Friday, October 10, 2014

Making Science and Religion Compatible

It has been said that science and religion are incompatible with each other.  The more you scientifically understand reality and our place in it, the less you need a religious answer to help our understanding of reality.  That being said, though, until we understand the workings of all reality, there may still be a place for religion or God in our thinking.  At the very least, a good definition of God gives us something to aspire to.

In this blog, I want to explore the idea of how science and God can be made compatible.  To begin with, though, I should layout my view of the idea of God and religion.  My personal views are different than most people and I arrived at them over many years of contemplation, but they are still moving and adjusting as I learn more.

I would say that I am anti-religious, but agnostic when it comes to belief in gods.  Having grown-up in a Christian family and society, I still tend to think in terms of the Christian God, but I'm willing to consider all religious gods.  At this time, though, I feel that all religions that I know of have gotten the notion of God wrong and are, therefore, incompatible with science.  The two will naturally butt heads because the two attempt to address how life works, and should work, on a day to day basis.  The day to day workings of reality are the province of science whereas religion should be attempting to answer the Big Question.

The Big Question that all religions attempt to answer is "why are we here?"  All other questions in the religious sense ("is there a God?", "is there an afterlife?", etc.) are in some ways a derivative of this basic question.  In my view, though, the religions have answered this question wrong by being too egocentric in the answer.  The main answer I have heard to this question is "to give glory to God" which, to me, is very egotistical in that it gives us far more importance than we probably deserve.  To think that God has created all of this reality for this one little tiny dot in one small corner of the galaxy which is yet another small part of the universe is, to me, the highest definition of hubris that I could imagine.  Carl Sagan's Pale Blue Dot probably expressed this best.
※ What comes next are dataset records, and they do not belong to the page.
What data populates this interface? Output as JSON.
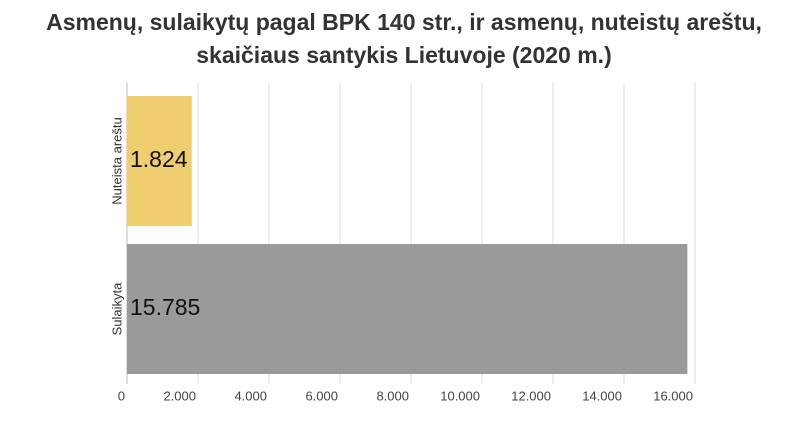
{
  "chart_data": {
    "type": "bar",
    "orientation": "horizontal",
    "title": "Asmenų, sulaikytų pagal BPK 140 str., ir asmenų, nuteistų areštu, skaičiaus santykis Lietuvoje (2020 m.)",
    "categories": [
      "Nuteista areštu",
      "Sulaikyta"
    ],
    "values": [
      1824,
      15785
    ],
    "value_labels": [
      "1.824",
      "15.785"
    ],
    "colors": [
      "#f0cd6e",
      "#9a9a9a"
    ],
    "xlim": [
      0,
      16000
    ],
    "xticks": [
      0,
      {
        "value": 2000,
        "label": "2.000"
      },
      {
        "value": 4000,
        "label": "4.000"
      },
      {
        "value": 6000,
        "label": "6.000"
      },
      {
        "value": 8000,
        "label": "8.000"
      },
      {
        "value": 10000,
        "label": "10.000"
      },
      {
        "value": 12000,
        "label": "12.000"
      },
      {
        "value": 14000,
        "label": "14.000"
      },
      {
        "value": 16000,
        "label": "16.000"
      }
    ],
    "grid": true
  }
}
I actually have a larger answer to the Big Question.  My answer is that we are here to become God!  It may take us billions upon billions of years to achieve this, but evolution says that we should eventually achieve this.  This is where I think science and religion can come together.  The religious idea that some higher power created everything and kicked it off then becomes compatible with science.  My answer to the Big Question gives us something to aspire to and continue to use our (some would say God given...) free will to attempt to achieve.

However, there are still questions that I've left unanswered in this that I will explore in the future.